Neither did I. ‘Go to sleep, Charlie. I’ll explain in the morning.’ Somehow. And I hope to heaven that you take to your new mother and sister, and she takes to you, because if not I’ve created the most damnable mess.

* * *

‘She’s being a little angel, my lady.’ Jeannie tucked the sleeping baby back into the crib she had brought into the sitting room while Kate was feeding Anna. Fed, clean and cuddled, she truly was sleeping like a small, rather red-faced cherub.

Kate, fresh from Wilson’s best, and exhausting, efforts to turn her into something approaching a respectable lady, retreated to the sanctuary of the sofa next to the crib. Wilson was handicapped by an absence of any gowns to dress her in, to say nothing of Kate’s figure, which, it was obvious, was not going to spring back instantly into what had been before. A drab, ill-fitting gown that was seriously the worse for wear was not helped by a headful of fine mousy hair that was in dire need of the attentions of a hairdresser.

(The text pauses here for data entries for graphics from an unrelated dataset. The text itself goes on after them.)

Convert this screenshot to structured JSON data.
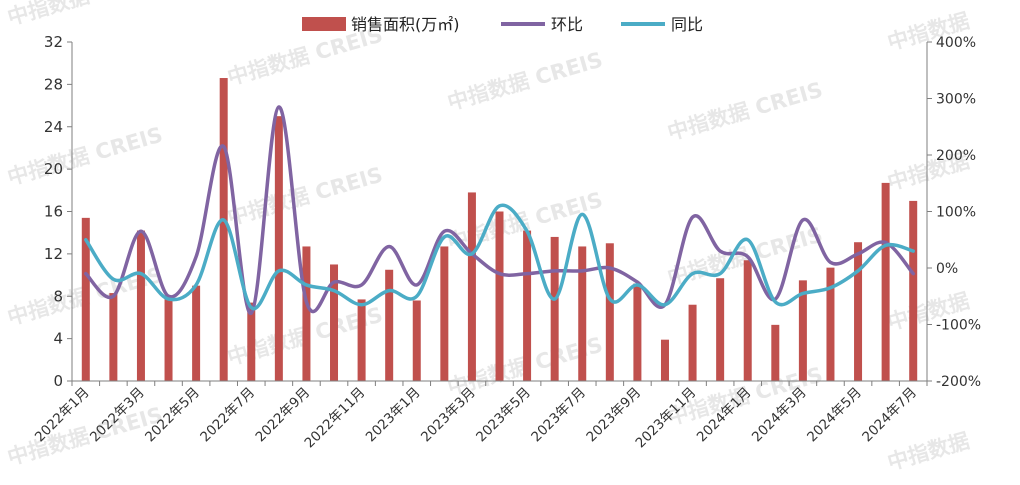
{
  "chart_data": {
    "type": "bar",
    "categories": [
      "2022年1月",
      "2022年2月",
      "2022年3月",
      "2022年4月",
      "2022年5月",
      "2022年6月",
      "2022年7月",
      "2022年8月",
      "2022年9月",
      "2022年10月",
      "2022年11月",
      "2022年12月",
      "2023年1月",
      "2023年2月",
      "2023年3月",
      "2023年4月",
      "2023年5月",
      "2023年6月",
      "2023年7月",
      "2023年8月",
      "2023年9月",
      "2023年10月",
      "2023年11月",
      "2023年12月",
      "2024年1月",
      "2024年2月",
      "2024年3月",
      "2024年4月",
      "2024年5月",
      "2024年6月",
      "2024年7月"
    ],
    "x_tick_labels": [
      "2022年1月",
      "2022年3月",
      "2022年5月",
      "2022年7月",
      "2022年9月",
      "2022年11月",
      "2023年1月",
      "2023年3月",
      "2023年5月",
      "2023年7月",
      "2023年9月",
      "2023年11月",
      "2024年1月",
      "2024年3月",
      "2024年5月",
      "2024年7月"
    ],
    "series": [
      {
        "name": "销售面积(万㎡)",
        "type": "bar",
        "axis": "left",
        "color": "#c0504d",
        "values": [
          15.4,
          8.3,
          14.2,
          7.8,
          9.0,
          28.6,
          7.4,
          25.0,
          12.7,
          11.0,
          7.7,
          10.5,
          7.6,
          12.7,
          17.8,
          16.0,
          14.2,
          13.6,
          12.7,
          13.0,
          9.2,
          3.9,
          7.2,
          9.7,
          11.4,
          5.3,
          9.5,
          10.7,
          13.1,
          18.7,
          17.0
        ]
      },
      {
        "name": "环比",
        "type": "line",
        "axis": "right",
        "color": "#8064a2",
        "values": [
          -10,
          -50,
          65,
          -50,
          20,
          215,
          -80,
          285,
          -60,
          -25,
          -30,
          38,
          -30,
          65,
          25,
          -10,
          -10,
          -5,
          -5,
          0,
          -25,
          -65,
          90,
          30,
          20,
          -55,
          85,
          10,
          25,
          45,
          -10
        ]
      },
      {
        "name": "同比",
        "type": "line",
        "axis": "right",
        "color": "#4bacc6",
        "values": [
          50,
          -20,
          -10,
          -55,
          -30,
          85,
          -70,
          -5,
          -30,
          -40,
          -65,
          -40,
          -50,
          55,
          25,
          110,
          65,
          -55,
          95,
          -55,
          -30,
          -65,
          -10,
          -10,
          50,
          -60,
          -45,
          -35,
          -5,
          40,
          30
        ]
      }
    ],
    "ylim_left": [
      0,
      32
    ],
    "yticks_left": [
      "0",
      "4",
      "8",
      "12",
      "16",
      "20",
      "24",
      "28",
      "32"
    ],
    "ylim_right": [
      -200,
      400
    ],
    "yticks_right": [
      "-200%",
      "-100%",
      "0%",
      "100%",
      "200%",
      "300%",
      "400%"
    ],
    "legend_position": "top-center",
    "grid": false
  },
  "watermark": {
    "text_full": "中指数据 CREIS",
    "text_short": "中指数据"
  }
}
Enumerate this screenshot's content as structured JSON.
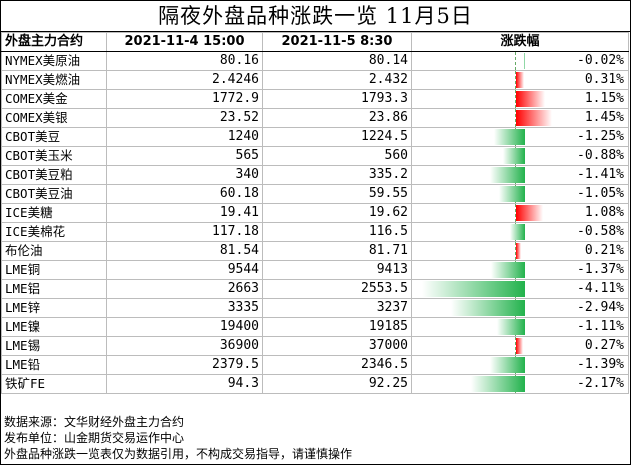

She looked a frump, and an unhealthy one at that, she knew. Her husband, once rested and with a view of her in a good light, was going to be bitterly rueing his impetuous, gallant gesture.

His knock came on the thought and Kate twitched at the shawl Wilson had found in an effort to drape her body as flatteringly as possible. A harassed glance at her reflection in the glass over the fireplace confirmed that the wrap’s shades of green and brown did nothing to help her complexion.

‘Good morning. May I come in? Did you sleep well?’ The dark smudges were stark under Grant’s eyes and the strong-boned face seemed fined down to its essentials. The rakish bandage had gone, leaving the half-healed cut and angry bruising plain across his forehead.

‘Good morning. Yes, of course.’

She was not going to huddle on the sofa, trying to hide. She might look a fright, but she had her pride. Kate swung her feet down to the floor, pushed her shoulders back, lifted her chin and curved the corners of her mouth up. That felt very strange, as though she had not smiled properly in months. Perhaps she had not, except at Anna.

‘Dr Meldreth is here, Kate. I think it would be a good idea if he checked you and Anna over.’

‘He studied with you in Edinburgh, I gather?’ He nodded. ‘But unlike you is actually qualified?’ That was a sharp retort—she could have bitten her tongue. If it were not for Grant’s time at the university, he would have been far less capable of helping her bring Anna safely into the world.

‘Exceedingly well qualified,’ Grant said before she had a chance to soften her words. He kept any annoyance out of his voice, but his expression hardened. He must think he had married a shrew. ‘I’ll show him in, shall I?’